Wir müssen den Menschen sagen, dass wir ihren Mut zum Risiko, ein Unternehmen zu gründen, auch belohnen wollen. Wir dürfen ihnen nicht - das klang bei Ihnen, Frau Zimmermann, eben so durch - Angst machen, dass das alles wieder schiefgehen könnte und große Gefahren drohten.
Vielmehr müssen wir ihnen den Rücken stärken, wenn sie ein Unternehmen gründen wollen.
Wir wollen die Selbstständigkeit neben dem GmbH-Gesetz auch durch Bürokratieabbau fördern. Den Ausführungen der Vorredner zum Bürokratieabbau möchte ich mich ausdrücklich anschließen. Wir haben im Rahmen der GmbH-Reform nicht die Interessen der Notare zu vertreten, sondern wir sind dafür da, die Interessen von Existenzgründern zu vertreten. Ich glaube, dass wir das hier auch deutlich gemacht haben.
Wir tun auch mit dem Meister-BAföG etwas zur Förderung der Selbstständigkeit. Wir wollen die Schulungs- und Beratungsmöglichkeiten für Gründerinnen und Gründer ausbauen. Wir werden sicherlich auch im Bereich der Bildung - wie können wir das Thema Wirtschaft in die Schulen hineinbringen? - noch das eine oder andere auf den Weg bringen müssen.

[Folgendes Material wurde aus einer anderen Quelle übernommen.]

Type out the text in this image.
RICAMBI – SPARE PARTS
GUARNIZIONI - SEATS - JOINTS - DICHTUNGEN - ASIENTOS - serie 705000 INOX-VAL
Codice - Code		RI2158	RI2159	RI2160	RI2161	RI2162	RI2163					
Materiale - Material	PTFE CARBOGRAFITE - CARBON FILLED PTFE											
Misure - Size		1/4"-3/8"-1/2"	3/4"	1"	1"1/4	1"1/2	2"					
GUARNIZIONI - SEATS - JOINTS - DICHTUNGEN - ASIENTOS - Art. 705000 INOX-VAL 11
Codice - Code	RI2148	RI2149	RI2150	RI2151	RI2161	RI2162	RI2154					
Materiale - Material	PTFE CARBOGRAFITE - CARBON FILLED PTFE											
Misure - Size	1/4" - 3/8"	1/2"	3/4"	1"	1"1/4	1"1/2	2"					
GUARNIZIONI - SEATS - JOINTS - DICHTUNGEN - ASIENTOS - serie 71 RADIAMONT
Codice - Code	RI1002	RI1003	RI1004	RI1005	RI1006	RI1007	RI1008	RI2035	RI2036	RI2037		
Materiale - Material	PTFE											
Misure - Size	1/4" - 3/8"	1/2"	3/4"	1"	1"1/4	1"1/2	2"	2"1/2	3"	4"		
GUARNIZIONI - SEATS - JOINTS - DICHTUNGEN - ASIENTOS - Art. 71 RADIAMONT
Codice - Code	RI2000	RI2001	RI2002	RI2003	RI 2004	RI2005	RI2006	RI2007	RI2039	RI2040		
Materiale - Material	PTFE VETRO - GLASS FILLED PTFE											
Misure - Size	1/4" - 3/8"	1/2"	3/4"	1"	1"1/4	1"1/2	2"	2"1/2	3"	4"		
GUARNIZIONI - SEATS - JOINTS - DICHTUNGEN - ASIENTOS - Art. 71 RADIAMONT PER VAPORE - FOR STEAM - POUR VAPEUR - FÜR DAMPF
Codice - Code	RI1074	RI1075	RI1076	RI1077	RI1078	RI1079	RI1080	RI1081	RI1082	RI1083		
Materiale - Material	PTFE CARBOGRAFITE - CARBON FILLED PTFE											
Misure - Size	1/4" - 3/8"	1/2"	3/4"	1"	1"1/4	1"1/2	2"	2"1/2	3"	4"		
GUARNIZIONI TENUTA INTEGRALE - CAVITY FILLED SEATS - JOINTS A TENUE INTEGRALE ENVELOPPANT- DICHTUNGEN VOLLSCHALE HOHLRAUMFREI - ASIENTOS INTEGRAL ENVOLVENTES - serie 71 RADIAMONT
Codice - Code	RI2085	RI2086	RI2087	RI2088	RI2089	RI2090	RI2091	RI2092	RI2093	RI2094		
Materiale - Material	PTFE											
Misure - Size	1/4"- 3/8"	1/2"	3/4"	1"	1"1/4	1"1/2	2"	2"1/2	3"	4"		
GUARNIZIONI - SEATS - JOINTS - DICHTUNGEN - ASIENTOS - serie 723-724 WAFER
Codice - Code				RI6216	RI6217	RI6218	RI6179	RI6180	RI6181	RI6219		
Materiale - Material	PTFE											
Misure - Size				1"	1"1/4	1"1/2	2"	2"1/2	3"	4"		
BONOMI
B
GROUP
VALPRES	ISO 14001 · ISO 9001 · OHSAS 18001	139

Damit ich meinem Versprechen gerecht werde, die Redezeit nicht ganz auszuschöpfen, will ich mit Folgendem schließen: Wir als Große Koalition wollen den Unternehmergeist in Deutschland wecken - hoffentlich mit der Unterstützung von vielen. Die hier eingeleiteten Maßnahmen im GmbH-Gesetz weisen in die richtige Richtung. Lassen Sie uns den Menschen Mut machen, ein Unternehmen zu gründen und dadurch Arbeitsplätze in Deutschland zu schaffen! Wenn die Politik sagt: ?Es droht zu viel; lass es lieber sein; schau, dass du irgendwie anders durchs Leben kommst?, dann werden die Menschen diesen Mut nicht finden. Lassen Sie uns mit einem klaren Beispiel und auch deutlichen Worten vorangehen! Heute ist jedenfalls dafür ein guter Tag.
Vielen Dank.
Präsident Dr. Norbert Lammert:
Letzte Rednerin zu diesem Tagesordnungspunkt ist die Kollegin Daniela Raab, CDU/CSU-Fraktion.
Daniela Raab (CDU/CSU):
Herr Präsident! Meine sehr verehrten Damen und Herren! Es ist die Krux eines jeden letzten Redners, dass im Prinzip alles Richtige und - rechts und links von mir - bedauerlicherweise auch alles Falsche schon gesagt wurde. Volker Beck hat vorhin gerufen: Offensichtlich hat die Große Koalition keine wirklich wichtigen Tagesordnungspunkte mehr. Warum sonst sollten wir die GmbH-Reform in der Kernzeit debattieren? - Ich glaube, lieber Kollege Beck, Sie haben auch an den Ausführungen Ihres Kollegen Montag gemerkt
- sehen Sie, wir haben daraus gelernt -:
Die GmbH-Reform ist ein wichtiges Werk.
Liebe Kollegen, insbesondere der Regierungskoalition und der Grünen, die Rechtspolitiker haben bewiesen, dass sie etwas sehr Gutes zu Ende bringen können, vor allem, dass sie nicht nur Rechtspolitik können, sondern auch Wirtschaftspolitik. Auch diese Debatte zeigt: Uns liegt ein Gesetzentwurf vor, der sowohl vom klassischen Mittelstand als auch von potenziellen kleinen Existenzgründern sehnsüchtig erwartet wurde.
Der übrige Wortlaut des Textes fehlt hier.